Plus de 10 000 femmes sont en attente d’un don. 50% de femmes seules, 38% de femmes en couple et 17% en couple hétérosexuel.
Pour les PMA avec don de spermatozoïdes, un système de soins encore sous tension
Quatre ans après l’ouverture de ces parcours aux femmes seules et en couple homosexuel, les hôpitaux ont dû absorber cette nouvelle demande, qui reste soutenue. Le délai d’attente demeure élevé, à près de dix-huit mois en moyenne, avec de fortes disparités selon les territoires.

Chez les soignants de procréation médicalement assistée (PMA), comme chez les patients qui suivent ces parcours, la question se pose désormais de manière aiguë : comment faciliter le don de gamètes, en premier lieu de spermatozoïdes, le nerf de la guerre, face à des besoins qui ont explosé ? Pour y répondre, et pour la deuxième année d’affilée, un bus de l’Agence de la biomédecine a sillonné dix villes pendant un mois pour sensibiliser les populations, avec une dernière étape prévue vendredi 17 octobre. A l’automne 2024, les candidats au don avaient doublé à l’issue de ce tour de France.
D’un service hospitalier à l’autre, on dresse le même constat : le soufflé ne retombe pas, constate l’ensemble des acteurs de santé. La demande soutenue met toujours sous pression le système de soins, plus de quatre ans après le vote de la loi de bioéthique, en 2021, qui a ouvert la PMA aux femmes et aux couples de femmes, avec don de spermatozoïdes.
Un indicateur est particulièrement scruté : celui du délai d’attente, crucial pour ces processus où l’âge de la femme fait partie des principaux critères de succès, et d’échec. Et là, le bât blesse : près de dix-huit mois d’attente sont nécessaires, en moyenne, pour accéder à une PMA avec don de spermatozoïdes, selon le bilan arrêté par l’Agence de la biomédecine au 31 décembre 2024 (contre 15,5 mois en 2023).
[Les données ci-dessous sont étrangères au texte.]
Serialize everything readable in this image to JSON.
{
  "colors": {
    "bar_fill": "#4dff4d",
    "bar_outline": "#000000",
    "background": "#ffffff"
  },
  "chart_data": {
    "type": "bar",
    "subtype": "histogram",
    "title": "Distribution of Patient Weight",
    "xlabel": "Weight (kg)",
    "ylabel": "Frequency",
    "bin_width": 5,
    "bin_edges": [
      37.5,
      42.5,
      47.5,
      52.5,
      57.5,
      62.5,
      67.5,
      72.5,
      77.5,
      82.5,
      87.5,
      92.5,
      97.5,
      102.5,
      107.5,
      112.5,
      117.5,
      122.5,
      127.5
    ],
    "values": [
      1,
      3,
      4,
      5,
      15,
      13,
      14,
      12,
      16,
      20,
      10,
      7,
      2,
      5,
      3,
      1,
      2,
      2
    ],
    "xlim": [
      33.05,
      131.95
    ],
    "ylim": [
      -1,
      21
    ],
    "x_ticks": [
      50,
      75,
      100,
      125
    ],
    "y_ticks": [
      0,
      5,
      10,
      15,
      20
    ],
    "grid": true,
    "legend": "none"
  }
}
Plus de 10 600 femmes sont en attente d’un don, dont près de la moitié de femmes seules, 38 % de femmes en couple, 17 % en couple hétérosexuel. Avec près de 47 000 demandes au total enregistrées de la part de femmes seules ou en couple, l’activité nécessitant un don de spermatozoïdes, qui ne représente qu’une petite part de l’assistance médicale à la procréation (AMP), a été multipliée par 8,5 depuis la loi.
« Demande inabsorbable »
« La demande ne se tarit pas, relève Marine Jeantet, directrice de l’Agence de la biomédecine. Au départ, cela a été un tsunami pour les centres d’assistance médicale à la procréation, on ne savait pas si c’était un “effet de rattrapage”, mais il semble bien, aujourd’hui, qu’on soit dans un phénomène structurel. Il faut continuer à adapter l’offre de soins de manière durable. »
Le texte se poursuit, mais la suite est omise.